HW7

(1) Suppose $A$ is a Noetherian ring, $B=A/I$ is a quotient ring of $A$. Show that:

• (i) $B$ is a Noetherian $A$-module.
• (ii) $B$ is a Noetherian ring.

\begin{proof} i) Since $A$ is a Noetherian ring, any submodule of the $A$-module $A$ is finitely generated. Define $\pi :A\to A/I$ as the canonical map. For any submodule $M$ of $B=A/I$, there exists $C\subseteq A$ such that $\pi (C)=M$ and $C$ is finitely generated. Assume that $C=⟨a_1,\cdots ,a_n⟩$, then $M=⟨\pi (a_1),\cdots ,\pi (a_n)⟩$ and so $M$ is finitely generated. Therefore, $B$ is a Noetherian $A$-module.

ii) It suffices to show any submodule of $B$-module $B$ is finitely generated. Assume that $N$ is a submodule of $B$-module of $B$, then for any $a\in A$ and $\overline{b}=b+I\in B$, we have that $a(b+I)=ab+I=\overline{a}\overline{b}\in B$ and so $N$ is a submodule of $A$-module $B$. By i), we know $N$ is finitely generated and so $B$ is a Noetherian ring. \end{proof}

(2) Let $k$ be a field, then $k[x]$ is an Euclidean domain.

\begin{proof} Define $N:k[x]\setminus \{0\}\to \mathbb{N},f(x)\to \mathrm{deg}f$. Then for any $f,g\in k[x]$, if $N(f)<N(g)$, then $f=0\cdot g+f$ with $d(f)<d(g)$. Now we assume that $N(f)⩾N(g)$. It deduces that $f(x)$ can be written as $f(x)=h(x)g(x)+r(x)$ where $\mathrm{deg}hg=\mathrm{deg}f$ and $\mathrm{deg}r<\mathrm{deg}g$. Hence, the quotient is $h$ and the remainder is $r$, where $N(r)<N(g)$. Therefore, $k[x]$ is an Euclidean domain. \end{proof}

(3) Find an example, where $A$ is a Noetherian ring, $B\subset A$ is a subring, but $B$ is NOT a Noetherian ring.

\begin{proof} Let $A=\mathbb{R}[x_1,x_2]$, then $A$ is a Noetherian ring. Let $B$ be the subring generated by $\{x{y}^i:i⩾0\}$. Then $B$ is not a Noetherian ring, because $B$ is not finitely generated.

Alternating proof.
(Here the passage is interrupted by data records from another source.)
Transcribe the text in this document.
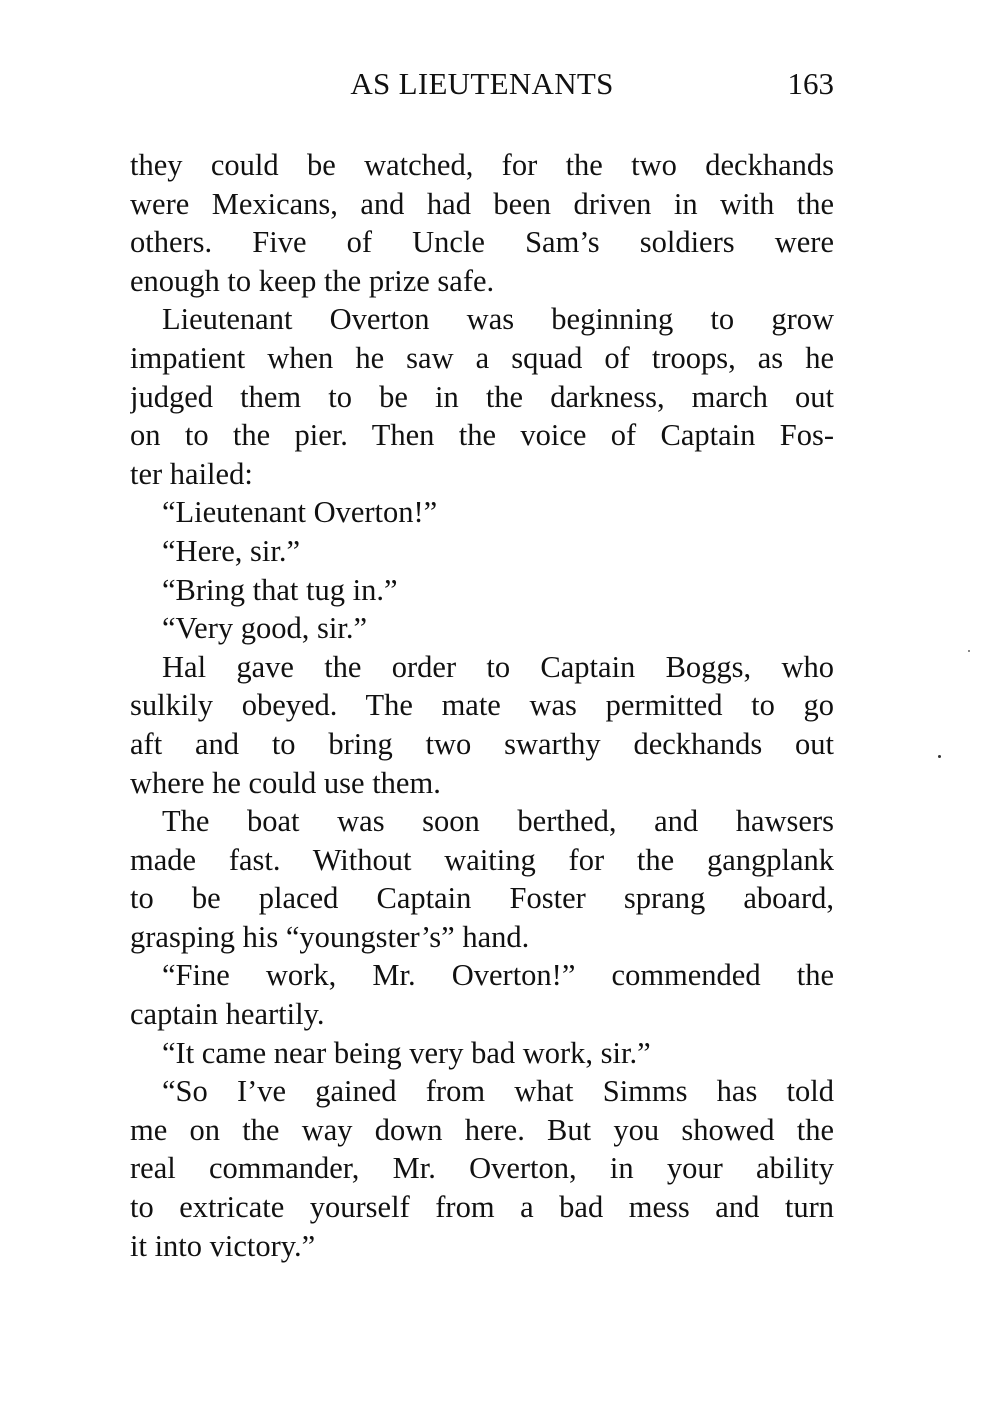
AS LIEUTENANTS	163
they could be watched, for the two deckhands
were Mexicans, and had been driven in with the
others. Five of Uncle Sam’s soldiers were
enough to keep the prize safe.
Lieutenant Overton was beginning to grow
impatient when he saw a squad of troops, as he
judged them to be in the darkness, march out
on to the pier. Then the voice of Captain Fos-
ter hailed:
“Lieutenant Overton!”
“Here, sir.”
“Bring that tug in.”
“Very good, sir.”
Hal gave the order to Captain Boggs, who
sulkily obeyed. The mate was permitted to go
aft and to bring two swarthy deckhands out
where he could use them.
The boat was soon berthed, and hawsers
made fast. Without waiting for the gangplank
to be placed Captain Foster sprang aboard,
grasping his “youngster’s” hand.
“Fine work, Mr. Overton!” commended the
captain heartily.
“It came near being very bad work, sir.”
“So I’ve gained from what Simms has told
me on the way down here. But you showed the
real commander, Mr. Overton, in your ability
to extricate yourself from a bad mess and turn
it into victory.”
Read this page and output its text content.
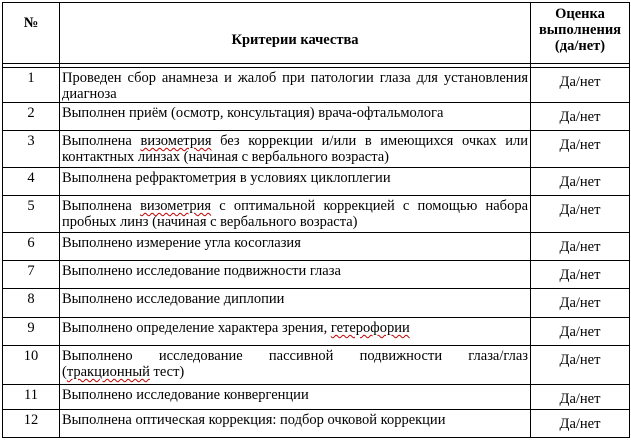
№	Критерии качества	Оценка выполнения (да/нет)

1	Проведен сбор анамнеза и жалоб при патологии глаза для установления диагноза	Да/нет
2	Выполнен приём (осмотр, консультация) врача-офтальмолога	Да/нет
3	Выполнена визометрия без коррекции и/или в имеющихся очках или контактных линзах (начиная с вербального возраста)	Да/нет
4	Выполнена рефрактометрия в условиях циклоплегии	Да/нет
5	Выполнена визометрия с оптимальной коррекцией с помощью набора пробных линз (начиная с вербального возраста)	Да/нет
6	Выполнено измерение угла косоглазия	Да/нет
7	Выполнено исследование подвижности глаза	Да/нет
8	Выполнено исследование диплопии	Да/нет
9	Выполнено определение характера зрения, гетерофории	Да/нет
10	Выполнено исследование пассивной подвижности глаза/глаз (тракционный тест)	Да/нет
11	Выполнено исследование конвергенции	Да/нет
12	Выполнена оптическая коррекция: подбор очковой коррекции	Да/нет
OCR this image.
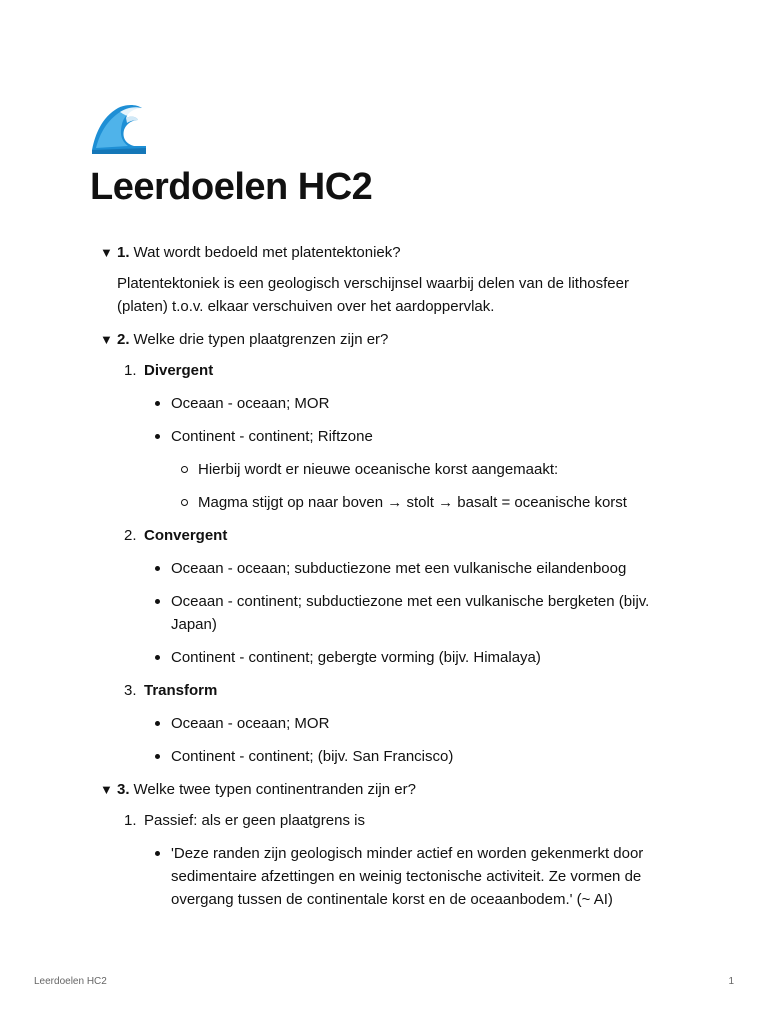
Leerdoelen HC2
▼ 1. Wat wordt bedoeld met platentektoniek?

Platentektoniek is een geologisch verschijnsel waarbij delen van de lithosfeer (platen) t.o.v. elkaar verschuiven over het aardoppervlak.

▼ 2. Welke drie typen plaatgrenzen zijn er?
1. Divergent
Oceaan - oceaan; MOR
Continent - continent; Riftzone
Hierbij wordt er nieuwe oceanische korst aangemaakt:
Magma stijgt op naar boven → stolt → basalt = oceanische korst
2. Convergent
Oceaan - oceaan; subductiezone met een vulkanische eilandenboog
Oceaan - continent; subductiezone met een vulkanische bergketen (bijv. Japan)
Continent - continent; gebergte vorming (bijv. Himalaya)
3. Transform
Oceaan - oceaan; MOR
Continent - continent; (bijv. San Francisco)
▼ 3. Welke twee typen continentranden zijn er?
1. Passief: als er geen plaatgrens is
'Deze randen zijn geologisch minder actief en worden gekenmerkt door sedimentaire afzettingen en weinig tectonische activiteit. Ze vormen de overgang tussen de continentale korst en de oceaanbodem.' (~ AI)
Leerdoelen HC2	1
Let $B=k[x_1,x_2,\cdots ,x_n,\cdots ]$ and $A$ be the fractional field of $B$. \end{proof}

(4) Let $M$ be a Noetherian $A$-module and $u:M\to M$ a module homomorphism. If $u$ is surjective, then $u$ is an isomorphism. (Hint: consider the submodules $\ker (u^n)$.)

\begin{proof} Since $u$ is a module homomorphism, $u^n:M\to M$ is also a module homomorphism for all $n\in {\mathbb{N}}_{+}$. It follows that $\ker (u^n)$ is a submodule of $M$ for all $n\in {\mathbb{N}}_{+}$. Since

$$\ker (u)\subseteq \ker (u^2)\subseteq \cdots \subseteq \ker (u^n)\subseteq \cdots$$

and $M$ is Noetherian, there exists $k$ such that $\ker (u^k)=\ker (u^{k+1})$. For any non-zero $m\in N$, there is $m^{\prime }$ such that $u^k(m^{\prime })=m$ as $u$ is surjective. If $u(m)=0$, then $m^{\prime }\in \ker (u^{k+1})\setminus \ker (u^k)$, which is impossible. Therefore, $u(m)\ne 0$ for any non-zero $m\in N$ and so $u$ is an isomorphism. \end{proof}